While the proposed rules are not indented to limit the capacity of Big Tech companies to collect data generated in Europe, these rules may oblige them to share more data with EU firms and consumers. The Data Act seeks to empower consumers by giving them the option to easily take their data from one provider to another, and for small and medium companies to have more power to negotiate better data-sharing contracts.
The proposed rules, according to the Commission, would “ensure fairness in the digital environment, stimulate a competitive data market, open opportunities for data-driven innovation and make data more accessible for all.”

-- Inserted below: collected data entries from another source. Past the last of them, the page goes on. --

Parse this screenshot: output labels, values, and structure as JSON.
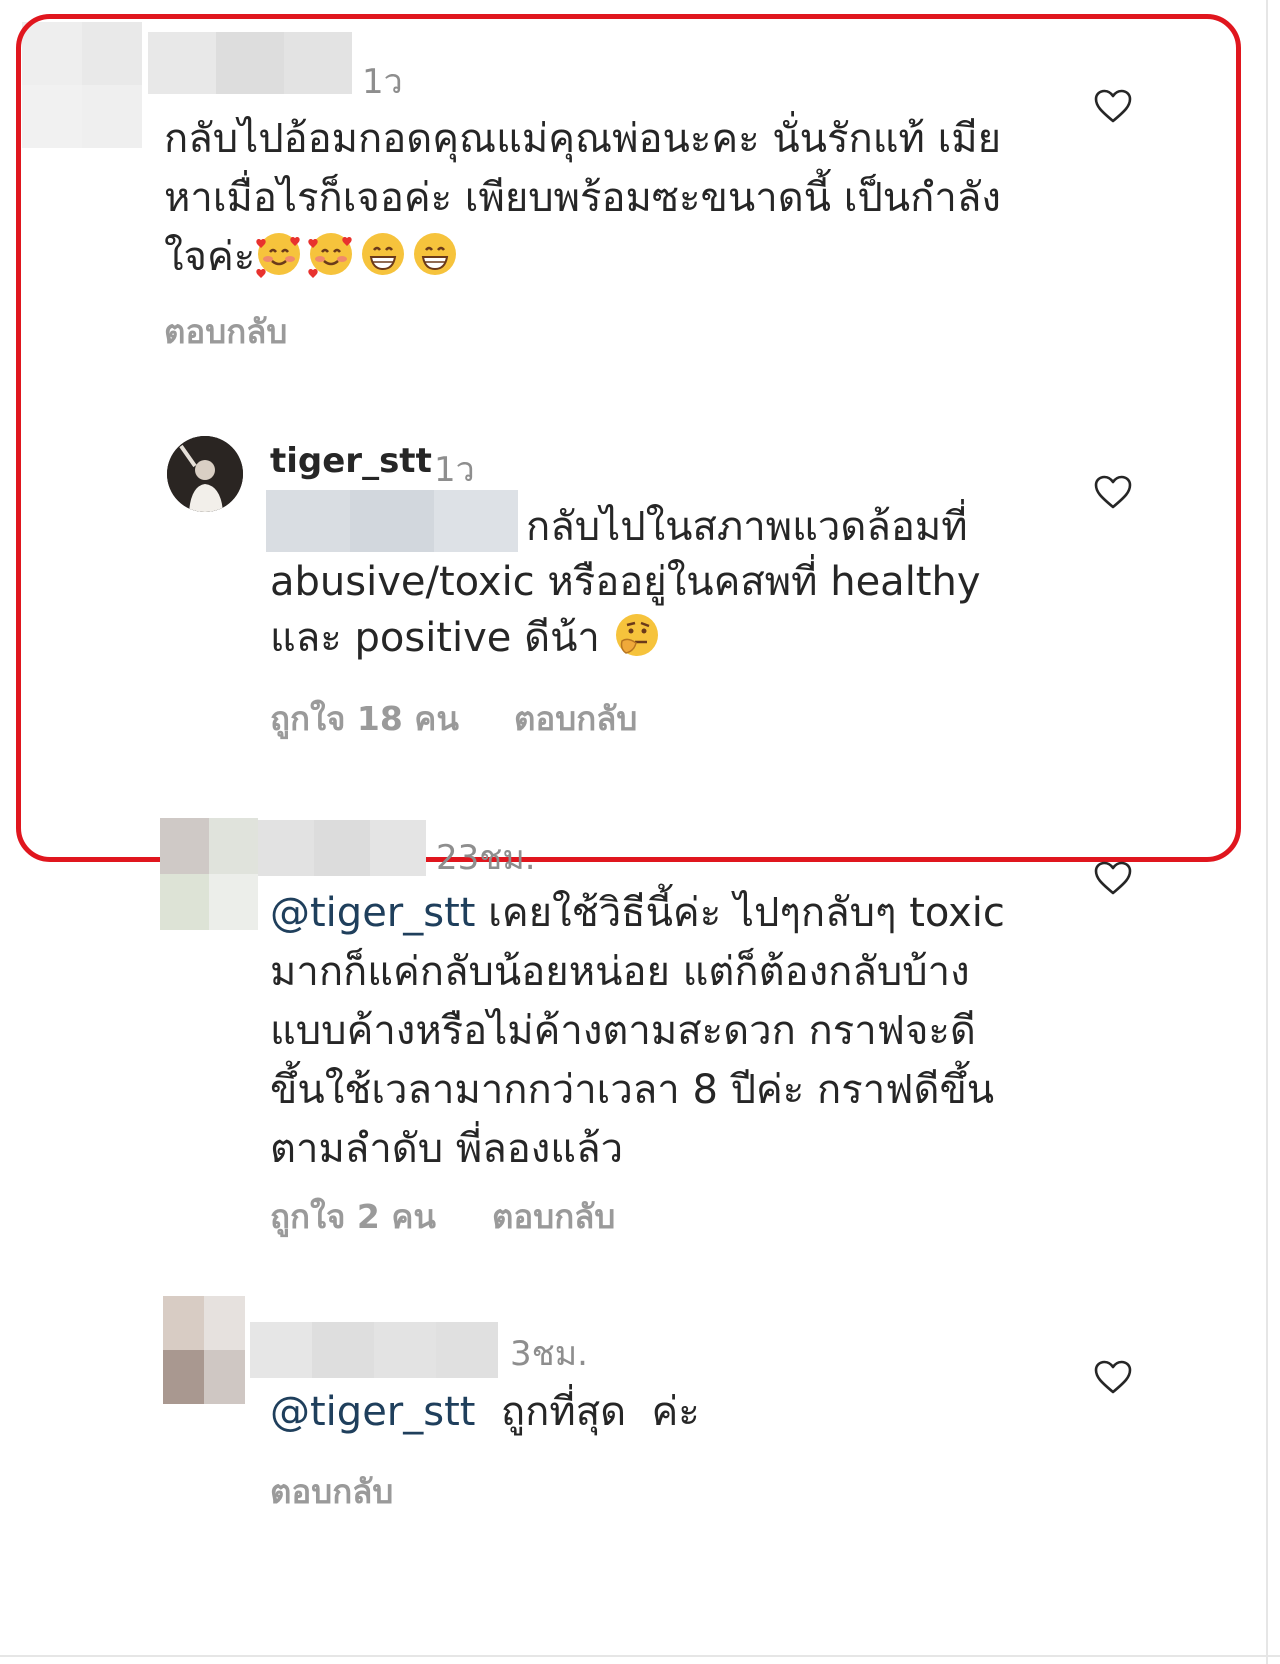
{
  "comments": [
    {
      "time": "1ว",
      "text": "กลับไปอ้อมกอดคุณแม่คุณพ่อนะคะ นั่นรักแท้ เมีย\nหาเมื่อไรก็เจอค่ะ เพียบพร้อมซะขนาดนี้ เป็นกำลัง\nใจค่ะ",
      "emojis": [
        "smiling-face-with-hearts",
        "smiling-face-with-hearts",
        "grinning-face",
        "grinning-face"
      ],
      "reply_label": "ตอบกลับ"
    },
    {
      "username": "tiger_stt",
      "time": "1ว",
      "line1": "กลับไปในสภาพแวดล้อมที่",
      "line2": "abusive/toxic หรืออยู่ในคสพที่ healthy",
      "line3": "และ positive ดีน้า",
      "emoji": "thinking-face",
      "likes_label": "ถูกใจ 18 คน",
      "reply_label": "ตอบกลับ"
    },
    {
      "time": "23ชม.",
      "mention": "@tiger_stt",
      "text": " เคยใช้วิธีนี้ค่ะ ไปๆกลับๆ toxic\nมากก็แค่กลับน้อยหน่อย แต่ก็ต้องกลับบ้าง\nแบบค้างหรือไม่ค้างตามสะดวก กราฟจะดี\nขึ้นใช้เวลามากกว่าเวลา 8 ปีค่ะ กราฟดีขึ้น\nตามลำดับ พี่ลองแล้ว",
      "likes_label": "ถูกใจ 2 คน",
      "reply_label": "ตอบกลับ"
    },
    {
      "time": "3ชม.",
      "mention": "@tiger_stt",
      "text": "  ถูกที่สุด  ค่ะ",
      "reply_label": "ตอบกลับ"
    }
  ],
  "colors": {
    "highlight_border": "#e0161e",
    "mention": "#1f3f5c",
    "secondary_text": "#8e8e8e",
    "primary_text": "#262626"
  },
  "icons": [
    "heart-outline-icon",
    "avatar-photo"
  ]
}
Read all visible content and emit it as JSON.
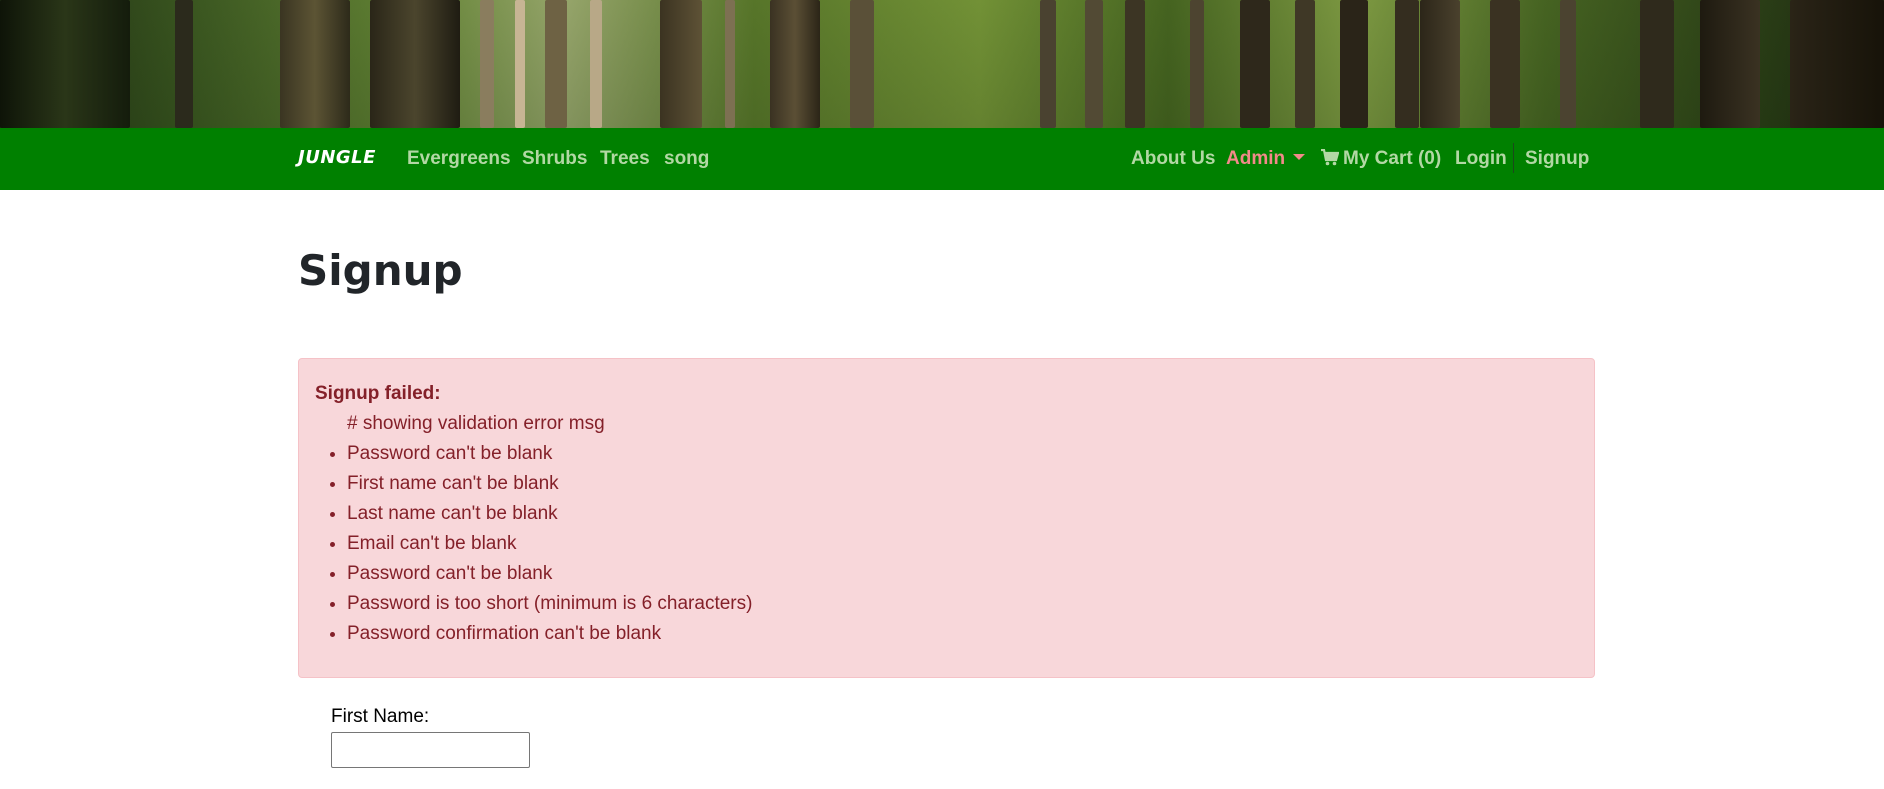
{
  "nav": {
    "brand": "JUNGLE",
    "left_links": [
      "Evergreens",
      "Shrubs",
      "Trees",
      "song"
    ],
    "about": "About Us",
    "admin": "Admin",
    "cart": "My Cart (0)",
    "login": "Login",
    "signup": "Signup",
    "background_color": "#008000",
    "link_color": "#b2d8a4",
    "admin_color": "#f28a8a"
  },
  "page": {
    "title": "Signup"
  },
  "alert": {
    "heading": "Signup failed:",
    "comment": "# showing validation error msg",
    "errors": [
      "Password can't be blank",
      "First name can't be blank",
      "Last name can't be blank",
      "Email can't be blank",
      "Password can't be blank",
      "Password is too short (minimum is 6 characters)",
      "Password confirmation can't be blank"
    ],
    "background_color": "#f8d7da",
    "text_color": "#842029"
  },
  "form": {
    "first_name_label": "First Name:",
    "first_name_value": ""
  },
  "icons": {
    "cart": "shopping-cart-icon",
    "admin_caret": "chevron-down-icon"
  }
}
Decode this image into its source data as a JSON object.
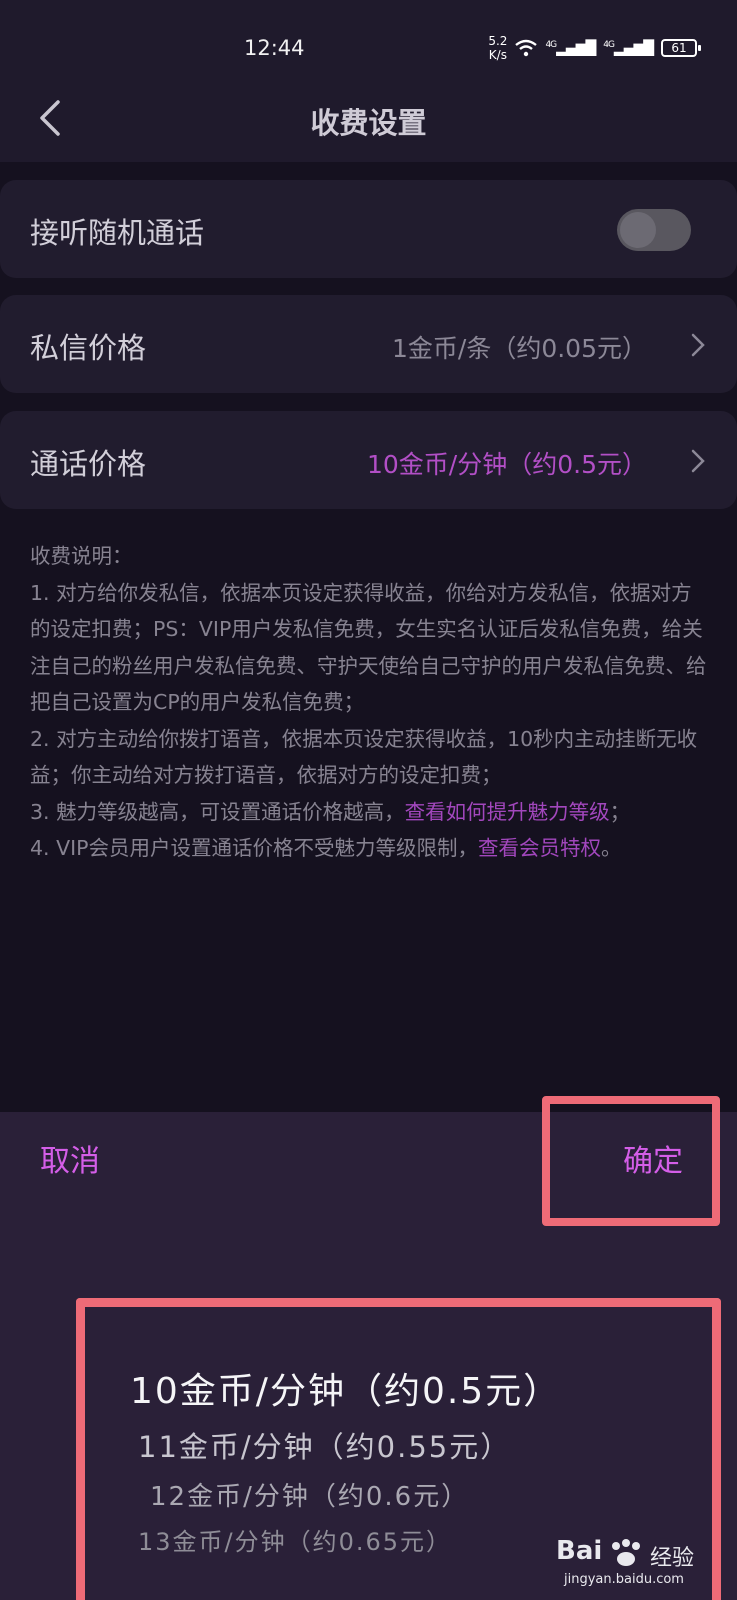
{
  "status_bar": {
    "time": "12:44",
    "net_speed_top": "5.2",
    "net_speed_bottom": "K/s",
    "signal_1": "4G",
    "signal_2": "4G",
    "battery": "61"
  },
  "header": {
    "title": "收费设置",
    "back_icon": "chevron-left-icon"
  },
  "settings": {
    "random_call": {
      "label": "接听随机通话",
      "enabled": false
    },
    "message_price": {
      "label": "私信价格",
      "value": "1金币/条（约0.05元）"
    },
    "call_price": {
      "label": "通话价格",
      "value": "10金币/分钟（约0.5元）"
    }
  },
  "description": {
    "title": "收费说明：",
    "item1": "1. 对方给你发私信，依据本页设定获得收益，你给对方发私信，依据对方的设定扣费；PS：VIP用户发私信免费，女生实名认证后发私信免费，给关注自己的粉丝用户发私信免费、守护天使给自己守护的用户发私信免费、给把自己设置为CP的用户发私信免费；",
    "item2": "2. 对方主动给你拨打语音，依据本页设定获得收益，10秒内主动挂断无收益；你主动给对方拨打语音，依据对方的设定扣费；",
    "item3_text": "3. 魅力等级越高，可设置通话价格越高，",
    "item3_link": "查看如何提升魅力等级",
    "item3_end": "；",
    "item4_text": "4. VIP会员用户设置通话价格不受魅力等级限制，",
    "item4_link": "查看会员特权",
    "item4_end": "。"
  },
  "picker_sheet": {
    "cancel_label": "取消",
    "confirm_label": "确定",
    "options": [
      "10金币/分钟（约0.5元）",
      "11金币/分钟（约0.55元）",
      "12金币/分钟（约0.6元）",
      "13金币/分钟（约0.65元）"
    ],
    "selected_index": 0
  },
  "watermark": {
    "brand": "Bai",
    "brand_suffix": "经验",
    "url": "jingyan.baidu.com"
  },
  "colors": {
    "accent": "#d45ee8",
    "link": "#a247bd",
    "highlight_box": "#ee6b77"
  }
}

For instance, users of connected devices, like smartwatches or virtual assistants, could access their data and share it with third parties to provide other data-driven services. The rules may help SME in Europe and still will enable Big Tech companies and other manufacturers to harvest data from the same devices. However, some provisions may be aimed at not only promoting competition between firms, but also boosting EU presence in some industries — and this is the case for cloud computing. The new rules will make it easier for customers to switch cloud data-processing services providers, and the EU is very concerned about the lack of strong EU players in this sector. This provision could facilitate some EU companies to scale up their operations.
The proposal also includes measures to prevent abusive contractual terms in data sharing contracts (and rebalance negotiation power for SMEs). Notably, the Commission will develop model contractual terms to help companies to draft and negotiate fair data-sharing contracts. These models or templates likely won’t be imposed on non-EU companies, but there is a possibility that they become an industry standard if the European Commission sees those as a way to validate data-sharing contracts.
“Today is an important step in unlocking a wealth of industrial data in Europe, benefiting businesses, consumers, public services and society as a whole. So far, only a small part of industrial data is used, and the potential for growth and innovation is enormous. The Data Act will ensure that industrial data is shared, stored and processed in full respect of European rules. It will form the cornerstone of a strong, innovative and sovereign European digital economy,” said Thierry Breton, Commissioner for Internal Market.
The new legislation also intends to “place safeguards against unlawful data transfer,” which could affect American or other foreign companies. Data disputes between the EU and the U.S. tech giants have been growing since the Edward Snowden mass surveillance leak of 2013.
The effects of these new regulations are not as straightforward as it may seem. For instance, Meta already warned investors in the last quarterly report that the data rules in Europe could affect the company’s ability to transfer data from the EU to the U.S. and subsequently, this could have a significant impact in the operations of Facebook and Instagram in the region.
Read More: Regulator Could Order Meta to Stop EU-US Data Transfers
The Data Act intends to complement the General Data Protection Regulation. The latter mostly relies on the principle of informational self-determination, which leaves the policing of the privacy markets to the consumers themselves by assuming that the users will be engaged in taking care of their privacy (for instance, by requesting companies to delete their data). The Data Act, however, relies on a more transactional logic. If many of the privacy-related problems are in part due to the lack of competition, the Data Act can have an interesting effect easing the development and functioning of data markets.
The proposed rules will need to be debated in the EU Parliament, where lawmakers could introduce amendments to the text. The final text won’t likely enter into force until 2023.